アルマ望遠鏡とヨーロッパ宇宙機関の超大型望遠鏡VLT、ハッブル宇宙望遠鏡が観測したデータから作成された、渦巻銀河「ESO 137-001」の画像が公開された。この銀河は、みなみのさんかく座の方向約2.2億光年の距離にあり、じょうぎ座銀河団に属している。

渦巻銀河「ESO 137-001」
渦巻銀河「ESO 137-001」。銀河とその周辺がハッブル宇宙望遠鏡、明るい紫色で示された水素の流れがVLTの分光器「MUSE」、オレンジ色で示された銀河内から流出する一酸化炭素がアルマ望遠鏡によって、それぞれ撮像された(提供:ALMA (ESO/NAOJ/NRAO), P. Jáchym(Czech Academy of Sciences) et al.)

画像には宇宙を漂うクラゲの触手のような、銀河から外に向かって流れ出す「銀河の尾」がはっきりと写し出されている。このような銀河の尾は、「ラム圧」と呼ばれる圧力によって銀河に含まれるガスがはぎ取られることで作られる。

多数の銀河が集まっている銀河団において、銀河同士の間は空っぽではなく、高温ガスで満たされている。この高温ガスで満ちた空間の中を銀河が動いていくと、圧力を受けて銀河内からガスがはぎ取られ、画像のような美しく複雑な尾が形成されるのである。銀河は通常、銀河団の中心に向かって落下していくが、このような銀河の尾があると、銀河が動いていく道筋がはっきりわかる。

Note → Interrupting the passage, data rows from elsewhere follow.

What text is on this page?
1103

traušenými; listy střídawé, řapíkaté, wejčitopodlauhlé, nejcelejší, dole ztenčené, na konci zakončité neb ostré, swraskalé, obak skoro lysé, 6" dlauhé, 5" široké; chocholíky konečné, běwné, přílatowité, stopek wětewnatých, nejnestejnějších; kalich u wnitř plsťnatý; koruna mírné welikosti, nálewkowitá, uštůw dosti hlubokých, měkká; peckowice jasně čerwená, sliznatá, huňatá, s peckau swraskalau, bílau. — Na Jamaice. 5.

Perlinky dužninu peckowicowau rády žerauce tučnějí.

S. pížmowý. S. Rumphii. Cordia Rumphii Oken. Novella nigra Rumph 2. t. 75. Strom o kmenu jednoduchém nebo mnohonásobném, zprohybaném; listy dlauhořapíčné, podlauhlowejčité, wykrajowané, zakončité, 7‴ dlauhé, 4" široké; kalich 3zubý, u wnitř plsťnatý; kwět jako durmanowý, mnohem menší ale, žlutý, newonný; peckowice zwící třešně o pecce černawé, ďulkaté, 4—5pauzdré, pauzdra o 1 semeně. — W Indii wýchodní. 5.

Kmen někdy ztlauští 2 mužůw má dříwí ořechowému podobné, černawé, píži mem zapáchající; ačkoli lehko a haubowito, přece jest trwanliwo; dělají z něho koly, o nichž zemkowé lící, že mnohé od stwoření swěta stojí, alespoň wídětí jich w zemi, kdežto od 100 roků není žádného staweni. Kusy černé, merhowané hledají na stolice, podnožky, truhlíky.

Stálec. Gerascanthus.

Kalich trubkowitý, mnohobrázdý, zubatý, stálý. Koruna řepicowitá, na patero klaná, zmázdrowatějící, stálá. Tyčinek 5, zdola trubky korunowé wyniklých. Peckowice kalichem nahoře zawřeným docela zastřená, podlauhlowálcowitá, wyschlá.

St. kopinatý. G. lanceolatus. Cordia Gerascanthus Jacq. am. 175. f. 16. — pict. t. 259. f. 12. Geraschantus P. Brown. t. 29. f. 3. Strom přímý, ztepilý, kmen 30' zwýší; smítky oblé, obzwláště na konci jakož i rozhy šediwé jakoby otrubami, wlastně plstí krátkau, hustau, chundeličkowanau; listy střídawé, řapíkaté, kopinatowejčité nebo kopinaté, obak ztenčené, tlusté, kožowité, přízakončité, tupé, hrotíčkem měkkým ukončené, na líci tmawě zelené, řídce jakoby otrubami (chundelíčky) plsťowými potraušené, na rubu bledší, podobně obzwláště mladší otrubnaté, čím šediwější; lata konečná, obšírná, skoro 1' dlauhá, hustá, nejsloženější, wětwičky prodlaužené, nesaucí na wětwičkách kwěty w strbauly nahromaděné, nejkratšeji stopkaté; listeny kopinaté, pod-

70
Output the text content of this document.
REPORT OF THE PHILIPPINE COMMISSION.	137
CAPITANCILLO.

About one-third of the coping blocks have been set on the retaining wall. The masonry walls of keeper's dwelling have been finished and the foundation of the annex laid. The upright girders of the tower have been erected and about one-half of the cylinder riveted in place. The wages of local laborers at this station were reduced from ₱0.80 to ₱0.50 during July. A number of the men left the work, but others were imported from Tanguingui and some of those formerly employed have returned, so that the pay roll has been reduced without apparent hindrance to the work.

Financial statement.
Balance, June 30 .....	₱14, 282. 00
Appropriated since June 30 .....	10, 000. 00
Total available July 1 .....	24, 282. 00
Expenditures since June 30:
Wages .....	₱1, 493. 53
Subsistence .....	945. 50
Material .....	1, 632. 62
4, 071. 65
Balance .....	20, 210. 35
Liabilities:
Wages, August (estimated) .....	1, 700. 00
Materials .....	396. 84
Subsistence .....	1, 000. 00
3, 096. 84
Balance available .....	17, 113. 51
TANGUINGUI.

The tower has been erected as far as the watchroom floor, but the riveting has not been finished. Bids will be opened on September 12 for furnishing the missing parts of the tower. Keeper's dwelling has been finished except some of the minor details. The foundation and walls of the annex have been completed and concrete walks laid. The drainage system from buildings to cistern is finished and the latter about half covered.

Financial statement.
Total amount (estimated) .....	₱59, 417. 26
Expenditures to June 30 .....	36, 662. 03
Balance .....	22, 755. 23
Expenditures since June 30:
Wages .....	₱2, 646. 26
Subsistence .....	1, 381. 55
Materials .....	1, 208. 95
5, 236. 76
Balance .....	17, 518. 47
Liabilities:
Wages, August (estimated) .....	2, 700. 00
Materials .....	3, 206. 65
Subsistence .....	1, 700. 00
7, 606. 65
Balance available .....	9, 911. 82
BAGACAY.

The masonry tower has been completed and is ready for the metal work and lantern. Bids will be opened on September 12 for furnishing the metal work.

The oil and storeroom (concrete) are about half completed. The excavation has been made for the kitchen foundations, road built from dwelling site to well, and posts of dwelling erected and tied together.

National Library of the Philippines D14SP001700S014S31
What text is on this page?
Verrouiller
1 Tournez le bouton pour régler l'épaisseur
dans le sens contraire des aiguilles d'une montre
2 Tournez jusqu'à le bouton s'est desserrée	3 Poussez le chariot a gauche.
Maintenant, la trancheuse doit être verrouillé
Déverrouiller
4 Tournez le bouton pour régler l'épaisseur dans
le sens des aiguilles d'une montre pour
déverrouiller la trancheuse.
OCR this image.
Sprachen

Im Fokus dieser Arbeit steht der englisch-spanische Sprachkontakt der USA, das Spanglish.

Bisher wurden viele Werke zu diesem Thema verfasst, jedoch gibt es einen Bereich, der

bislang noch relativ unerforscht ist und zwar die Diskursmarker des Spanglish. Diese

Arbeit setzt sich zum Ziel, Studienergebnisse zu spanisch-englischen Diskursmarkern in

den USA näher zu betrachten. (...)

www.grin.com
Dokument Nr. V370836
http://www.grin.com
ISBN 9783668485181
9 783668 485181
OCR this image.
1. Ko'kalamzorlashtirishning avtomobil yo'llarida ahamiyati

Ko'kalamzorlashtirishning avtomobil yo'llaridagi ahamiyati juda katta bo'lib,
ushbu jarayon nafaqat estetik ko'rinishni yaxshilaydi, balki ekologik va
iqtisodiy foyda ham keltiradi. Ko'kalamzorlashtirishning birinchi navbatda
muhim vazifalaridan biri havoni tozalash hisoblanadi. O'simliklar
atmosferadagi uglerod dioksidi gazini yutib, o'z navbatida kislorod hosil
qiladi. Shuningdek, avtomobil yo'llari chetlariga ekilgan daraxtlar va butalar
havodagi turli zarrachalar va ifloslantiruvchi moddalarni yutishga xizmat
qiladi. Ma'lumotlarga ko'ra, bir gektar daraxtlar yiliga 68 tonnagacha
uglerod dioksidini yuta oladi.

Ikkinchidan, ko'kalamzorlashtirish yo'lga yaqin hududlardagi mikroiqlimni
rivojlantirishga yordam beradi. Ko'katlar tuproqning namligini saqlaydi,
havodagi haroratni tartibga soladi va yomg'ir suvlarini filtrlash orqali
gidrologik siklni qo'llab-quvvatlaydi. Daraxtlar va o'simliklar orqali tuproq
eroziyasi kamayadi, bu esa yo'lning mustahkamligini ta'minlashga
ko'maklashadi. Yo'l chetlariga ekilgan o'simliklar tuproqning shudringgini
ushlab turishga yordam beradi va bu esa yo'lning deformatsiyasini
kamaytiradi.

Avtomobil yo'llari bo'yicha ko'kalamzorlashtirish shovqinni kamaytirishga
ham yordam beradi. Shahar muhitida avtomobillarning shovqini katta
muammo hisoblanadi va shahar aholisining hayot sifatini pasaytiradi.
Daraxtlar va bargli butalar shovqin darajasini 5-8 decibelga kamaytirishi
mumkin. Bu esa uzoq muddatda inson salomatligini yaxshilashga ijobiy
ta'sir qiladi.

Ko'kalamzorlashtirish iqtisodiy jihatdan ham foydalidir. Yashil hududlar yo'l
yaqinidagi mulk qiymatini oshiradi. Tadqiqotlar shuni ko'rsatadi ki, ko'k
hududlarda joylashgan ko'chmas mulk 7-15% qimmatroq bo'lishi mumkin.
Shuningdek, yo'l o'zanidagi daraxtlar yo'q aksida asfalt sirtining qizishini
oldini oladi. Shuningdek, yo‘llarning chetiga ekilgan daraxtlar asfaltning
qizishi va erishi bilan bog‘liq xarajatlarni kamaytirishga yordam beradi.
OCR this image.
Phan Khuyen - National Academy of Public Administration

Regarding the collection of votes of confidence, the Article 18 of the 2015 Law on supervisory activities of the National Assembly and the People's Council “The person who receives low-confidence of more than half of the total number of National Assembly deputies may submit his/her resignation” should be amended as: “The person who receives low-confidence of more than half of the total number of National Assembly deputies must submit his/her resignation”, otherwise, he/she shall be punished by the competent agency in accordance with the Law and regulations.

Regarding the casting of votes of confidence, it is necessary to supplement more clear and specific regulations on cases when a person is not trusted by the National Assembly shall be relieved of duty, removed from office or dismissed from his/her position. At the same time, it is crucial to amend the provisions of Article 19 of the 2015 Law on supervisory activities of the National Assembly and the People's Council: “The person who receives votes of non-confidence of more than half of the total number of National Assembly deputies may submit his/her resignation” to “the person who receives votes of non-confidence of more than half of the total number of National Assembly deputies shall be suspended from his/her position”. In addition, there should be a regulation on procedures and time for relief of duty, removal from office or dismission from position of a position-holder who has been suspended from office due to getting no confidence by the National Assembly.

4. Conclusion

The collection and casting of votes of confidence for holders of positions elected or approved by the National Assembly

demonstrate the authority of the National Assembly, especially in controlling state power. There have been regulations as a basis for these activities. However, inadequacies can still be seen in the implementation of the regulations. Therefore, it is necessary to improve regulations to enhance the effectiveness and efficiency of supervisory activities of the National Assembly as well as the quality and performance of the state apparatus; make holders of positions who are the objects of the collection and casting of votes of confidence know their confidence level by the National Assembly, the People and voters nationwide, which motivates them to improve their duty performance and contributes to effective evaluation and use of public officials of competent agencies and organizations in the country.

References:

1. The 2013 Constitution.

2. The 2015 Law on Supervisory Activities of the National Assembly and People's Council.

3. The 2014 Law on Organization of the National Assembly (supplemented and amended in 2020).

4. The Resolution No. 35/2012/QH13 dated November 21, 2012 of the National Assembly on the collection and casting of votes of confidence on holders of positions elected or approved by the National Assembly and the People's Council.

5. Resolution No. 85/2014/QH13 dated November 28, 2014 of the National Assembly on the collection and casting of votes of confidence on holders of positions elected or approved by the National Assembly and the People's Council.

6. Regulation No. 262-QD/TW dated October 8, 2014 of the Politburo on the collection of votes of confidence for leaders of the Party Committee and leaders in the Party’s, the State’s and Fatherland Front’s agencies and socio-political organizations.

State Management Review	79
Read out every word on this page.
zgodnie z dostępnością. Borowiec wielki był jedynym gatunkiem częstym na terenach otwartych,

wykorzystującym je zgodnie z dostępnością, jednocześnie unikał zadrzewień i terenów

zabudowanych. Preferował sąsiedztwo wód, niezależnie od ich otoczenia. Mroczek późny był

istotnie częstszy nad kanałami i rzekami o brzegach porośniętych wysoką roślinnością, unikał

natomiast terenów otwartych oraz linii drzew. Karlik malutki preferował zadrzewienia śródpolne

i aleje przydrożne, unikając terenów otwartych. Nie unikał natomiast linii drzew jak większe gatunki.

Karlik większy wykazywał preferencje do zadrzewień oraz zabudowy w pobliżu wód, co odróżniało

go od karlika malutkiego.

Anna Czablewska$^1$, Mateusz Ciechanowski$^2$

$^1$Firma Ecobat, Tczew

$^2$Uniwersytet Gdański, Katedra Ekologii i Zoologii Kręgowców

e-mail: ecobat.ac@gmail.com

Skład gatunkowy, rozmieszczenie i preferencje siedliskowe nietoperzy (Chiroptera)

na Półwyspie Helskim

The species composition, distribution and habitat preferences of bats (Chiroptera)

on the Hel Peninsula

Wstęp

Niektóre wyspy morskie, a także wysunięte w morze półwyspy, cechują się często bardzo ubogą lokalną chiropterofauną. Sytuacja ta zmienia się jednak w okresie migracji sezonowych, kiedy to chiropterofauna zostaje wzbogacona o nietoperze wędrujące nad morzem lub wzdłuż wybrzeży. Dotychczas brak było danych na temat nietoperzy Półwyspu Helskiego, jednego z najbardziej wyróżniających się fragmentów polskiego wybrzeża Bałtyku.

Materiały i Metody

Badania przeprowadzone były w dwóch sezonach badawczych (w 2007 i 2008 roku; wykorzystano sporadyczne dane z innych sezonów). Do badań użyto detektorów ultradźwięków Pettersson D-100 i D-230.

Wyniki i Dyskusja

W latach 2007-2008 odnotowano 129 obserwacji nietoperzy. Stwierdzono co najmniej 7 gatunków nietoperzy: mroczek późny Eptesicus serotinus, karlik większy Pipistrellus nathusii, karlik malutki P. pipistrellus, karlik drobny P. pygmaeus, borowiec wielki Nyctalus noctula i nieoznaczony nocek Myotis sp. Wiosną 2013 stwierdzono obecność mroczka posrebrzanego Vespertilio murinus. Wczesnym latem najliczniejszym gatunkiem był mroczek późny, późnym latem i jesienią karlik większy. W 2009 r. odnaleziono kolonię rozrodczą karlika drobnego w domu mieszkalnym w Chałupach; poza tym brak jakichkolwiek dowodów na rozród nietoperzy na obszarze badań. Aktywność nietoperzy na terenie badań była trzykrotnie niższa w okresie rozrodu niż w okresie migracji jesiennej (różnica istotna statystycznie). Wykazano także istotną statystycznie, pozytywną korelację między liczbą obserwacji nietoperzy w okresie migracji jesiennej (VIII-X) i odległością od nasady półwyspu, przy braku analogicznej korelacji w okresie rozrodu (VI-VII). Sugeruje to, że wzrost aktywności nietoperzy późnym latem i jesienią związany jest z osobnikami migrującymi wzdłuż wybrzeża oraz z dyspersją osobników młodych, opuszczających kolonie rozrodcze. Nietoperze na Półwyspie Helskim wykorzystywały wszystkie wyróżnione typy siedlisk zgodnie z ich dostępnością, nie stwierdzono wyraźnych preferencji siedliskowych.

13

今回の画像は銀河の尾に潜む低温分子ガスの分布を初めて高解像度で示したものだ。ESO 137-001は、ラム圧で作られた尾を持つ銀河の中では地球に最も近いものの一つであり、爆発的な星形成が起こる「火の玉」と呼ばれる領域を長く伸びるガスの尾の中に含んでいるという点でも特に興味深い天体である。尾の中で星が形成されるメカニズムは正確にはわかっておらず、今回のような低温分子ガスの分布図は、激しく変化する環境で星形成が起こる条件を知るための手がかりを与えてくれるものとなる。